Tabiatın aslında bir kanun olduğunu, kuvvet ve kudret olmadığını kaydeden Turbay, “Tabiatı bozarsanız size mani olmaz, kendini onarmaya çalışır. Ancak aşırıya giderseniz tıpkı bindiğiniz dalı kesmiş gibi olur ve bedelini ağır öderiz. Bu bütüne genel bir bakış yaptığımız zaman insan iradesinin dışında yaratılmış mükemmel bir sistem var ve görevi özelde insana hizmet etmektir. İnsan bu sistemin içinde kendisine verilen iradeyi sisteme muhalif hale dönüştürmeden, yani kanunları bozmadan üretime ve faydaya çevirebilir. Kısacası bu genel tanımı konumuza indirgersek üretime tarım, faydaya da çevre üzerinden bakacak olursak söylemek istediklerimiz çok daha iyi anlaşılır. Bugün Yerel Yönetimler Yasası’nda yapılan değişiklikle belediye sınırları içersine kırsal bölgelerin de dahil edilip il sınırları haline dönüştürülmesi, bizim bakış açımızın da acilen gözden geçirilip, tabii olan kanunlar üzerinden insanı merkeze alan çözümler üretmemiz gereğini ortaya koyar” diye konuştu.

“UNUTULMAMALIDIR Kİ MEDENİYET İNŞASI ANCAK TOPLUMSAL DEĞERLER ÜZERİNDEN YÜKSELİR”

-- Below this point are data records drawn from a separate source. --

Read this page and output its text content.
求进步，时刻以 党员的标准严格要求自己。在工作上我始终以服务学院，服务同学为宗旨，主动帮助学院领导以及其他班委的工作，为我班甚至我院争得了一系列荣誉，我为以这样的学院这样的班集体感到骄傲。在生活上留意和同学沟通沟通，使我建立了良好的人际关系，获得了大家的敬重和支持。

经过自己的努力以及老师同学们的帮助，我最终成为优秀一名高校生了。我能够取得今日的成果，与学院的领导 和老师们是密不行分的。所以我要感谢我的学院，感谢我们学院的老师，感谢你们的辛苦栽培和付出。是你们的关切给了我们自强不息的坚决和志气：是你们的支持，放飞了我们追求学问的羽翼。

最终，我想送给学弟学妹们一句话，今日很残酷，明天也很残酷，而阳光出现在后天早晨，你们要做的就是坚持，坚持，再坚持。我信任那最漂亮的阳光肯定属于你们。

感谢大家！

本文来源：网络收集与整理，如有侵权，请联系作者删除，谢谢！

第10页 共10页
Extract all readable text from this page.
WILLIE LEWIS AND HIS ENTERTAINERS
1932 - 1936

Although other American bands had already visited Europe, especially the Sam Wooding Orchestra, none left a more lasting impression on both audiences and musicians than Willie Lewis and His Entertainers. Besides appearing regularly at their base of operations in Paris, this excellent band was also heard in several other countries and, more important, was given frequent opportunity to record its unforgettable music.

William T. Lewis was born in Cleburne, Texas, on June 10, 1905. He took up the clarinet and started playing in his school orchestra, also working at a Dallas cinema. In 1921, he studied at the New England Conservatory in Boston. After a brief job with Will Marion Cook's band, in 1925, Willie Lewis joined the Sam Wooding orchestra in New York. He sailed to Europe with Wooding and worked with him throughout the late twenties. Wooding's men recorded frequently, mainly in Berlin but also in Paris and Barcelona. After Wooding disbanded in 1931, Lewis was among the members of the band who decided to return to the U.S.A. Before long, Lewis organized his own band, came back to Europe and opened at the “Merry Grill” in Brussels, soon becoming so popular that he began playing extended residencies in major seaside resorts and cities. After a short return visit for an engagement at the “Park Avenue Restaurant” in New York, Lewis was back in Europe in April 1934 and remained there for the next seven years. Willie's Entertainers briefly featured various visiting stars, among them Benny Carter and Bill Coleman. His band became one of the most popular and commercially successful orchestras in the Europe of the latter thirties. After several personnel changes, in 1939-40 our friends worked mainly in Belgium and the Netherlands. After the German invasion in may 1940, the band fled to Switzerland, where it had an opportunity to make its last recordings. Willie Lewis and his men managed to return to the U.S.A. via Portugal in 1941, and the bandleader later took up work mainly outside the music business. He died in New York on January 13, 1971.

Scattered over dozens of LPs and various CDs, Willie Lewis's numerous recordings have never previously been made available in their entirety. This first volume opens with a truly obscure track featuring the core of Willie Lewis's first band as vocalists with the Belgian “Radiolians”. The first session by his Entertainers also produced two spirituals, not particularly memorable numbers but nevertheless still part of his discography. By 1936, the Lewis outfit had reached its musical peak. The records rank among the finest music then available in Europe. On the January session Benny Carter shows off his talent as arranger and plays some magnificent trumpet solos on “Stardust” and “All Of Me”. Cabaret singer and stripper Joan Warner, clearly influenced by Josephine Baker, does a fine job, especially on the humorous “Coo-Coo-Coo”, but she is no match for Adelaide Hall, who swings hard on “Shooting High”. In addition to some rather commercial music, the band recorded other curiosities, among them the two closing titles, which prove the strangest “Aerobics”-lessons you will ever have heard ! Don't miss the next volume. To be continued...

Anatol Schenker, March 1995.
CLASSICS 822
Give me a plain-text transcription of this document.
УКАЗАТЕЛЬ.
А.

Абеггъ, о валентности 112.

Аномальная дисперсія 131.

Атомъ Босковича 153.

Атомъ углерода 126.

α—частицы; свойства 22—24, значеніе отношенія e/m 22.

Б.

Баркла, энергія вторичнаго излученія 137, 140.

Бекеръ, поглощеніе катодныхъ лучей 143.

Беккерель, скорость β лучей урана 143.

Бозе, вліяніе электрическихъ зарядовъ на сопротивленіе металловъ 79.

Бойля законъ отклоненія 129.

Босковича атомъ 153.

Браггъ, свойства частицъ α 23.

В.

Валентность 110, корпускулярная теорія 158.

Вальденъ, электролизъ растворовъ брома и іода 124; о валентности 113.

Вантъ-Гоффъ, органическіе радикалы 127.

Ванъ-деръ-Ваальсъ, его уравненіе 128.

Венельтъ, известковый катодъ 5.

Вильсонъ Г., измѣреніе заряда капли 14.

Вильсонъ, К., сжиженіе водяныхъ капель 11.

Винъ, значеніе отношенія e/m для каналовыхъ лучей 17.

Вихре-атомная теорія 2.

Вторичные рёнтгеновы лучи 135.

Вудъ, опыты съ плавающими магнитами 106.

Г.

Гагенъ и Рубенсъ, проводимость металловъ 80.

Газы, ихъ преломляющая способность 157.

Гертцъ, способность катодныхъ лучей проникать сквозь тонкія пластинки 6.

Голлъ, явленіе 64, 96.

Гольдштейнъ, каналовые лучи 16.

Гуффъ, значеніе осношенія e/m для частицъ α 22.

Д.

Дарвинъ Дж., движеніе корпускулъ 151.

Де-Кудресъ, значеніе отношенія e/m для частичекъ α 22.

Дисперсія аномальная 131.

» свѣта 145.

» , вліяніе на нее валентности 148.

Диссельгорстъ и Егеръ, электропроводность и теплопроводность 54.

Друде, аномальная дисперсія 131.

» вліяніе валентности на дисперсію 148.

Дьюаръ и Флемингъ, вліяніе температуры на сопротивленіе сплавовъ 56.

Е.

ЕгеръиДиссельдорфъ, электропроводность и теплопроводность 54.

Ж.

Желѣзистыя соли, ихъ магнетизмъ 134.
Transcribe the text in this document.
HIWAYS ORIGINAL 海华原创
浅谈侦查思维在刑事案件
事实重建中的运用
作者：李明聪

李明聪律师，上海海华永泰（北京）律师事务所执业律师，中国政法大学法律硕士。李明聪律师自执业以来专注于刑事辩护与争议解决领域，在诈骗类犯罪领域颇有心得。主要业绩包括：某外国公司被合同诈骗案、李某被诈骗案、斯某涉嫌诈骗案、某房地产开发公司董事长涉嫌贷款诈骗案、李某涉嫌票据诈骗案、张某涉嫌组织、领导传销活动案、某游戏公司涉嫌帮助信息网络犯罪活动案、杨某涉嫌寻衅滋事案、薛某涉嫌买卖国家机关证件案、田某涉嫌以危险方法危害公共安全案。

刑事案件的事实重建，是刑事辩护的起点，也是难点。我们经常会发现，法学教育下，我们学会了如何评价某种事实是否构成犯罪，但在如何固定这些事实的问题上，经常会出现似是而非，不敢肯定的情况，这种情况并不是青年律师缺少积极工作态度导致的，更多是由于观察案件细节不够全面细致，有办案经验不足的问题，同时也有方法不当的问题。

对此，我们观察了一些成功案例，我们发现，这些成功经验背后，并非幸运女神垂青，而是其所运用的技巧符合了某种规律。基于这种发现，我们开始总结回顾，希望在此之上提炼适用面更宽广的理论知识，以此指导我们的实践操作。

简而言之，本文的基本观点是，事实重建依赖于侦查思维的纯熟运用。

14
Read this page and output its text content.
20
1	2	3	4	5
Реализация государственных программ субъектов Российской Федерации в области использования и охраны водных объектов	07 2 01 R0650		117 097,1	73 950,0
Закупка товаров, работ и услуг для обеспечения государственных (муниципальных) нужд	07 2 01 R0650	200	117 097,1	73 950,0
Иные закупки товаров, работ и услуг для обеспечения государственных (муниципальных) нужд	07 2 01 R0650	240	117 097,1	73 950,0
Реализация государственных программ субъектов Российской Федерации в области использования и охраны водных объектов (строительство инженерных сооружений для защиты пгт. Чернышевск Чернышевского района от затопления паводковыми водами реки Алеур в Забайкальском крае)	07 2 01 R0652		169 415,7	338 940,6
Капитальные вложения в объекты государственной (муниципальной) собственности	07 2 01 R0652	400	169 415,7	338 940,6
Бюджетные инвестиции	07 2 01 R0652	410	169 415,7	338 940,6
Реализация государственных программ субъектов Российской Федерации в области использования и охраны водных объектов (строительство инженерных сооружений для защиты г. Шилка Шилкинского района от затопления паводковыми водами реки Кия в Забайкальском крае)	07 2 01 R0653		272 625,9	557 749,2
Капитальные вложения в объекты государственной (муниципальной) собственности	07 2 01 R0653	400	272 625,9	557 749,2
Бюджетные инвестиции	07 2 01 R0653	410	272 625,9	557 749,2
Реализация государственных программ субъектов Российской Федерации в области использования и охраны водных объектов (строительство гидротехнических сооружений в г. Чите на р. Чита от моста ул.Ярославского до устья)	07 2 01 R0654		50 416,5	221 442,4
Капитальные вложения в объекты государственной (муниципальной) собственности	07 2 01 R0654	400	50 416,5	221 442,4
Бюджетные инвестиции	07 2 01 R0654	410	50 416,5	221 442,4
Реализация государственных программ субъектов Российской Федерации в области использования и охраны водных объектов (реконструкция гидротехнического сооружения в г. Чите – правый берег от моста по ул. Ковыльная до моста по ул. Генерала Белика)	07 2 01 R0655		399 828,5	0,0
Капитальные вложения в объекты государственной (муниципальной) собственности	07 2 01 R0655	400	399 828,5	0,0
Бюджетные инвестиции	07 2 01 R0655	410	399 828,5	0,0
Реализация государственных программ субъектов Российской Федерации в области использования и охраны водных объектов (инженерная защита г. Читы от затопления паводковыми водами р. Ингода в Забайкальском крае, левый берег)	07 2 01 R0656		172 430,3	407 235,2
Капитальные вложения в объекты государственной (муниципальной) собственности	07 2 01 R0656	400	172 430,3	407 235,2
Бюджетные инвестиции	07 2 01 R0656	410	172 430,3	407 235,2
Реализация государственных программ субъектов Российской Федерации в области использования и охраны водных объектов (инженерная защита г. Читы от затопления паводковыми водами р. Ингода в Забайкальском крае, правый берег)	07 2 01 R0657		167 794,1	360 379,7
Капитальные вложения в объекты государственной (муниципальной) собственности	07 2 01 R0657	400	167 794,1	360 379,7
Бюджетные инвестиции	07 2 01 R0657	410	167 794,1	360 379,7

Kontrolsüz kentleşme sürecinin sonuçları ortada iken, yeni yıkımlar oluşmadan planlama zihnini ve pratiğini sağlıklı bir noktaya çekmek gerektiğini vurgulayan Turbay, şunları kaydetti:

“Peki nasıl diyeceksiniz? Tarımsal alanlar korunmalı ve aktif üretime katkı sağlamalı. Yapılaşma yatay büyümeyle ve lokal bölgelerin oluşturulması ile sınırlandırılmalı. Tabii olan tarımsal üretime ve çevre bilincine teşvik verilmeli ama biz zaman zaman tarım alanlarını bozmaya teşvik veriyoruz. Üretim altyapısı oluşturulmalıdır. Kendi medeniyet değerlerimize, kültürümüze uygun şehircilik modellemeleri yapılmalıdır. Bugün büyük şehirlerimizin birçoğu rant esaslı yapılaşmalardan dolayı konforlu birer hapishaneye dönen konutlarından kaçan, ikincil ve üçüncül konutlarını kırsal alanda oluşturma gayreti içersindeki insanlarla doludur. Bu durum gereksiz yapılaşma, milli servetin hebası, yol ve zaman kaybına sebep olmakla birlikte kişiye, aileye ve çevreye de huzur getirmemektedir. Bu manada insanın direkt ve anlık etkileşiminin yanı sıra indirekt ve uzun vadeli etki alanlarını da sağlıklı planlamalıyız. Bu bağlamda şehir peyzajını ve kırsal peyzaj planlamasını bir bütün halde düşünüp, etkileşimden zarar gören değil katkı sağlayan projeler üretmeliyiz. Ayrıca projelerimiz, sosyolojik arka planımız göz önüne alınarak tasarlanmalı, ötekini üretme gayreti içersine girilmemelidir. Unutulmamalıdır ki medeniyet inşası ancak toplumsal değerler üzerinden yükselir.”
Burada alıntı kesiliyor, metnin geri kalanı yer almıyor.